The government of Canada introduced, on February 4, 2022, the new updated version of the Oath of Citizenship, which now, includes Indigenous content.
As a result of this update, the government also provided links to the new videos and added a new link to special themed speaking points for presiding officials to use in their speeches.
The citizenship judges are responsible for administering the Oath of Citizenship in both English and French and presenting citizenship certificates at in-person citizenship ceremonies in accordance with the Citizenship Act and Citizenship Regulations.
If granted citizenship, a person must swear or solemnly affirm their citizenship before a citizenship judge or by any person delegated by a Minister's delegate, in English or French if they choose. The Oath of Citizenship is the final legal requirement that applicants who are 14 years of age or older must meet to become Canadian citizens.
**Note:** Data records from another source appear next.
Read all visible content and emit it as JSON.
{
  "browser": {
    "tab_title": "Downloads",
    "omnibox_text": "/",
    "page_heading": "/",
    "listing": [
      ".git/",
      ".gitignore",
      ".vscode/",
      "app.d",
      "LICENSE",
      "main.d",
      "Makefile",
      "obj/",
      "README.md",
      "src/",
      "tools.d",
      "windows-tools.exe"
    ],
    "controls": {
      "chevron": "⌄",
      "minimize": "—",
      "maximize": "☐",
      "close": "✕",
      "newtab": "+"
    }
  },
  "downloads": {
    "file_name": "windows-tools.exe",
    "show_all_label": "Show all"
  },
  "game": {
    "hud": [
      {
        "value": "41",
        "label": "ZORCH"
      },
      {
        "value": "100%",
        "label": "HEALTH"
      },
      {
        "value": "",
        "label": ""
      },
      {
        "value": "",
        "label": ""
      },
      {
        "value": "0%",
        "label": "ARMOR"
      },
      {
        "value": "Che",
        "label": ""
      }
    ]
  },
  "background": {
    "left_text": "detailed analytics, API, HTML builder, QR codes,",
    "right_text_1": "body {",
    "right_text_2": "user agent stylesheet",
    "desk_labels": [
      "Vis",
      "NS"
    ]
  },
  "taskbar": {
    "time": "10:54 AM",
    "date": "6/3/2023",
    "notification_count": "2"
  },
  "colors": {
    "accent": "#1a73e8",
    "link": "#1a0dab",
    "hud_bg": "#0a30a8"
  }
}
The Oath of Citizenship is not required for persons granted citizenship under Section 5.5 of the Act (grants of citizenship for stateless persons born to a Canadian parent). A waiver from taking the Oath of Citizenship is possible for applicants who cannot understand the significance of taking the Oath because of mental disability.
Note that people are not required to take the Oath if they have never met or no longer meet the requirements of the Act for the grant of citizenship. Therefore, Citizenship will not be granted nor the Oath taken if the person is prohibited from either.